Antimalarial. The drug deposits in the eye so need an eye exam every 6-12 months. It is an anti-inflm + immunomodulatory.
If someone is receiving methotrexate for RA, what are some important diagnostics to get?
CBC (antifolate), liver Es (hepatotoxic), creatinine monthly.
What is gout? What compound causes this?
Crystal-induced joint disease. Uric acid crystal deposit in joints from building up in circulation.
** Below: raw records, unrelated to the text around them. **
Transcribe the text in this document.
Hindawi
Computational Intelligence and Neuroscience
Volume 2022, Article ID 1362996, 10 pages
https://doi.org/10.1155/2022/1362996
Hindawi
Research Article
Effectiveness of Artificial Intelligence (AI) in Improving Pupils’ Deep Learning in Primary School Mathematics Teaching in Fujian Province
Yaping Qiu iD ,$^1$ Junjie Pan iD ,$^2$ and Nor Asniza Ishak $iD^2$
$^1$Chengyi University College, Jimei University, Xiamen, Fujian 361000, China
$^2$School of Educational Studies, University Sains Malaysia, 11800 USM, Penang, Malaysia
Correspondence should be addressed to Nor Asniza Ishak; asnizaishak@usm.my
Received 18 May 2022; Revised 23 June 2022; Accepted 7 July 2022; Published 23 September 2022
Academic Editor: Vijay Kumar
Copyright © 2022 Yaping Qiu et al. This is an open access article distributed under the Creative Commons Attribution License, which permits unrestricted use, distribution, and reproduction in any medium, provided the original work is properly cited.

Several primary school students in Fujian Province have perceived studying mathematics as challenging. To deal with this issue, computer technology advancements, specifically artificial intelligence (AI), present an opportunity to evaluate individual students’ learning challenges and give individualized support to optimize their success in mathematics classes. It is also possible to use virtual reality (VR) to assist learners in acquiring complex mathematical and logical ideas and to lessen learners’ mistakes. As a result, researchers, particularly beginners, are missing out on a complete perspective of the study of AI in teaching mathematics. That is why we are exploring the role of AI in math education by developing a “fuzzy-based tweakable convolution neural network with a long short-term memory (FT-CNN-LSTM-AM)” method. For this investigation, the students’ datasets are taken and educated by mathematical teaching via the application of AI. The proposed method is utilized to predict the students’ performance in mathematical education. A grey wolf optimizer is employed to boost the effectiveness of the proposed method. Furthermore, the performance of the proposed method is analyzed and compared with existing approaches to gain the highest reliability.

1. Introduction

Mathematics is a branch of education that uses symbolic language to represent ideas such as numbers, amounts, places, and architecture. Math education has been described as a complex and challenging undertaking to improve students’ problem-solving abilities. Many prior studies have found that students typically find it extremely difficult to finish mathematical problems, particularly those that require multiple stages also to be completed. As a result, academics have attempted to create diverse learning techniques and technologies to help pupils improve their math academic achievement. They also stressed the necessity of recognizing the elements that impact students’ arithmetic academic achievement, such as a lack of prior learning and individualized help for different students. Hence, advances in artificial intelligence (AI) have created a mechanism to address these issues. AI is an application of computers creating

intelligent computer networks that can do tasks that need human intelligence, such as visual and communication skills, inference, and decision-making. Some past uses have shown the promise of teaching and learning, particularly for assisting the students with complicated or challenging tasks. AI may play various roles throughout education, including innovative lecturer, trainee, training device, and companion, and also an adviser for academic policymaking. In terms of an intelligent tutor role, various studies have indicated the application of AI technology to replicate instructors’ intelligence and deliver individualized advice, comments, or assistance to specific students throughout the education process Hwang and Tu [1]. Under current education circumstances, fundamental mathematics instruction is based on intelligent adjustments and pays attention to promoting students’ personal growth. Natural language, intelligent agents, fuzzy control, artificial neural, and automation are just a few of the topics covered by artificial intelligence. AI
For primary gout, who does it most commonly affect? What is the main cause?
95% men. Metabolic issue.
For secondary gout, what are 4 etiologic factors?
Excessive cell turnover/destruction, renal problem, alcohol ingestion (beer), and chemo.
What is the patho for primary gout?
Altered purine (adenine + guanine) breakdown which leads to asymptomatic hyperuricemia. Later: crystals deposit in synovial joints, WBC influx + complement action occurs - WBC phagocytize the crystals resulting in WBC necrosis and enzyme release resulting in inflammatory joint damage - recurrent acute attacks happen and tophi form
What is a tophi/tophus?
Accumulation of uric acid crystal, the lesion present in gout.
What are the stages one progresses through in gout?
- Asymptomatic hyperuricemia. 2. acute inflm (over night - usually in one joint like big toe and usually following alcohol binge or heavy meal, drugs, or excessive exercise). 3. issue subsides in about a week. 4. asymptomatic hyperuricemia maintains and joints are affected more frequently + different joints now affected too.